O vīra ou verdadeiro Tântrico não tem medo dos sentidos ou da matéria, ou deste mundo. Para a sociedade ocidental contemporânea isso não é uma conquista particularmente significativa, já que o polo oposto — Renúncia — foi removido da balança. No contexto de uma sociedade que valorizava muito o ascetismo e desconfiava dos sentidos porque eram considerados ilusórios, e a fonte de desejos espiritualmente perigosos, o 'heroísmo' do vīra se torna mais aparente como uma genuína união de opostos. Em um curto capítulo chamado 'Matéria e Consciência' Woodroffe escreve sobre o vīra em termos idealizados com tons de ocultismo ocidental: “O Vīra ou Sādhaka heróico não evita o mundo por medo dele. Mas ele o mantém em seu domínio e arranca dele seu segredo. Realizando-o finalmente como Consciência o mundo da matéria deixa de ser um objeto de desejo. Escapando da deriva inconsciente da humanidade que ainda não se realizou, Ele é o mestre iluminado de si mesmo, seja desenvolvendo todos os seus poderes, ou buscando liberação a sua vontade.” Apesar do tom aparentemente 'puritano' da maior parte deste capítulo, o trabalho de Woodroffe continha mensagens suficientemente diferentes para comentaristas posteriores escolherem o que tomar dele. É interessante ver como Heinrich Zimmer usa passagens citadas de Woodroffe em seu próprio relato do Tantrismo. Zimmer foca na tensão entre 'renúncia' e 'gozo' e coloca 'Tantra' (que ele identifica com 'nirvana') em uma posição transcendendo estes opostos. Mas a transcendência de Zimmer na verdade equivale à abolição da tensão polar. O objetivo tântrico, ele escreve, é 'experimentar… a não-existência essencial da polaridade antagônica — seu desaparecimento, seu nirvana'. A libertação da 'ilusão do mundo' vem de seu 'pleno gozo' e o vīra supera as paixões 'abraçando-as'.

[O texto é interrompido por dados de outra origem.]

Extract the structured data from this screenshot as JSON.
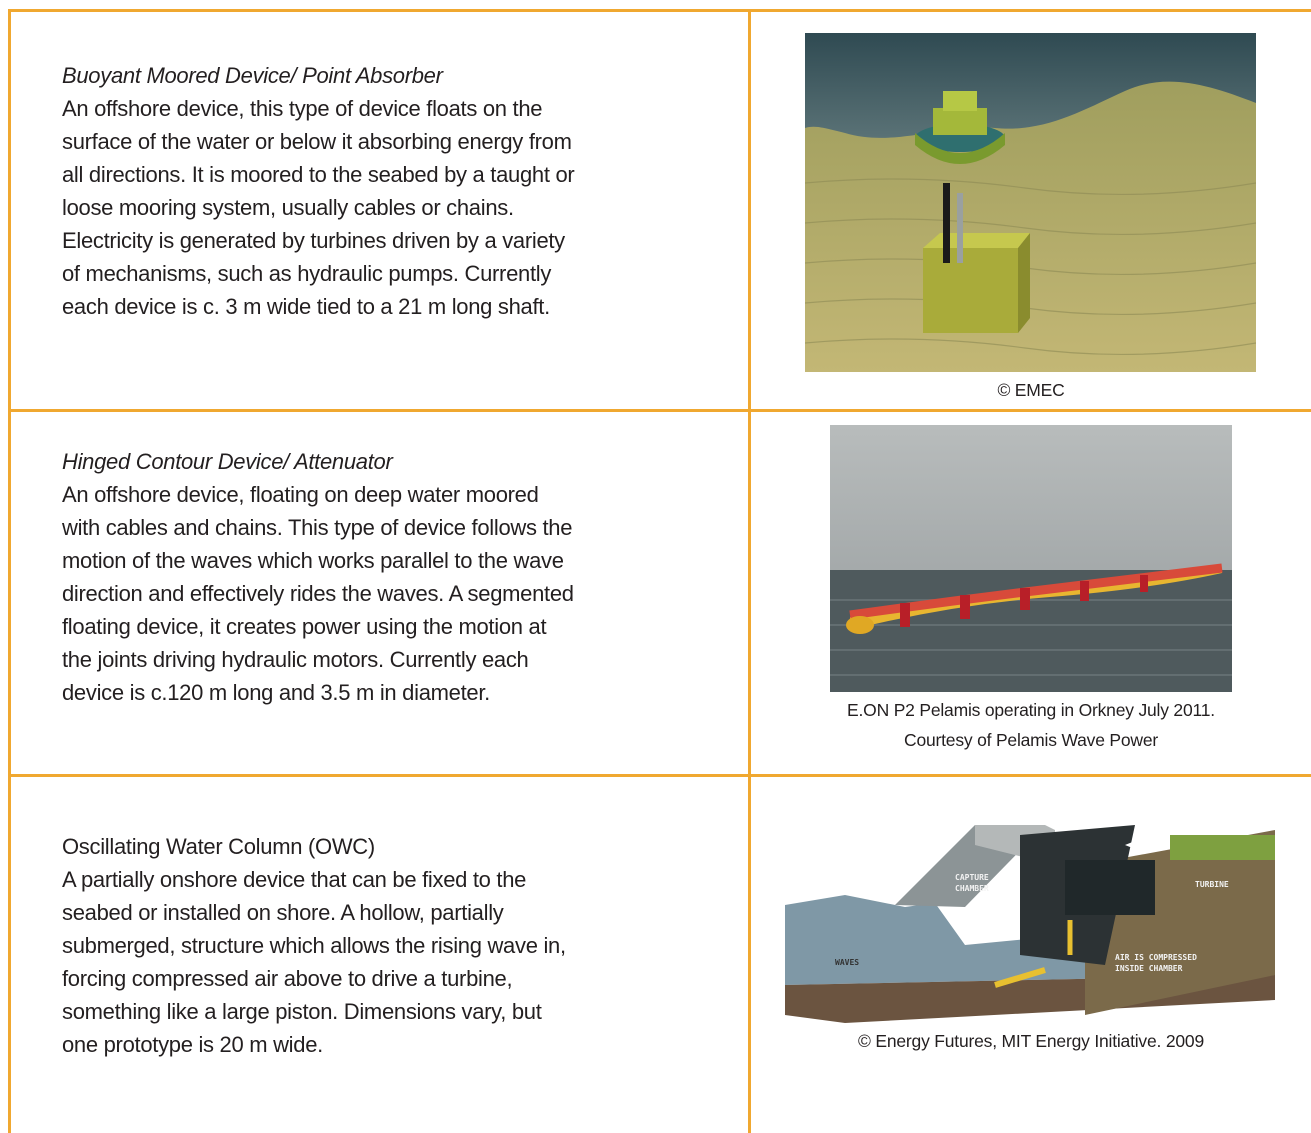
{
  "rows": [
    {
      "title": "Buoyant Moored Device/ Point Absorber",
      "lines": [
        "An offshore device, this type of device floats on the",
        "surface of the water or below it absorbing energy from",
        "all directions. It is moored to the seabed by a taught or",
        "loose mooring system, usually cables or chains.",
        "Electricity is generated by turbines driven by a variety",
        "of mechanisms, such as hydraulic pumps. Currently",
        "each device is c. 3 m wide tied to a 21 m long shaft."
      ],
      "caption": [
        "© EMEC"
      ]
    },
    {
      "title": "Hinged Contour Device/ Attenuator",
      "lines": [
        "An offshore device, floating on deep water moored",
        "with cables and chains. This type of device follows the",
        "motion of the waves which works parallel to the wave",
        "direction and effectively rides the waves. A segmented",
        "floating device, it creates power using the motion at",
        "the joints driving hydraulic motors. Currently each",
        "device is c.120 m long and 3.5 m in diameter."
      ],
      "caption": [
        "E.ON P2 Pelamis operating in Orkney July 2011.",
        "Courtesy of Pelamis Wave Power"
      ]
    },
    {
      "title": "Oscillating Water Column (OWC)",
      "lines": [
        "A partially onshore device that can be fixed to the",
        "seabed or installed on shore. A hollow, partially",
        "submerged, structure which allows the rising wave in,",
        "forcing compressed air above to drive a turbine,",
        "something like a large piston. Dimensions vary, but",
        "one prototype is 20 m wide."
      ],
      "caption": [
        "© Energy Futures, MIT Energy Initiative. 2009"
      ],
      "image_labels": [
        "CAPTURE",
        "CHAMBER",
        "TURBINE",
        "AIR IS COMPRESSED",
        "INSIDE CHAMBER",
        "WAVES"
      ]
    }
  ]
}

Não é realmente qualquer transcendência do ascetismo upanishádico que está por trás desta interpretação, mas a dialética pós-freudiana de inibição — liberação, cuja atmosfera permeia o artigo de Zimmer. Woodroffe tinha ouvido falar da psicologia do inconsciente , mas não mais do que isso: não o havia influenciado. Lido contra um discurso pós-freudiano, citações de Woodroffe poderiam ser tomadas como dando permissão sutil para um abandono da inibição que ele mesmo não teria reconhecido. Não estava muito longe daí para Bhagavan Rajneesh.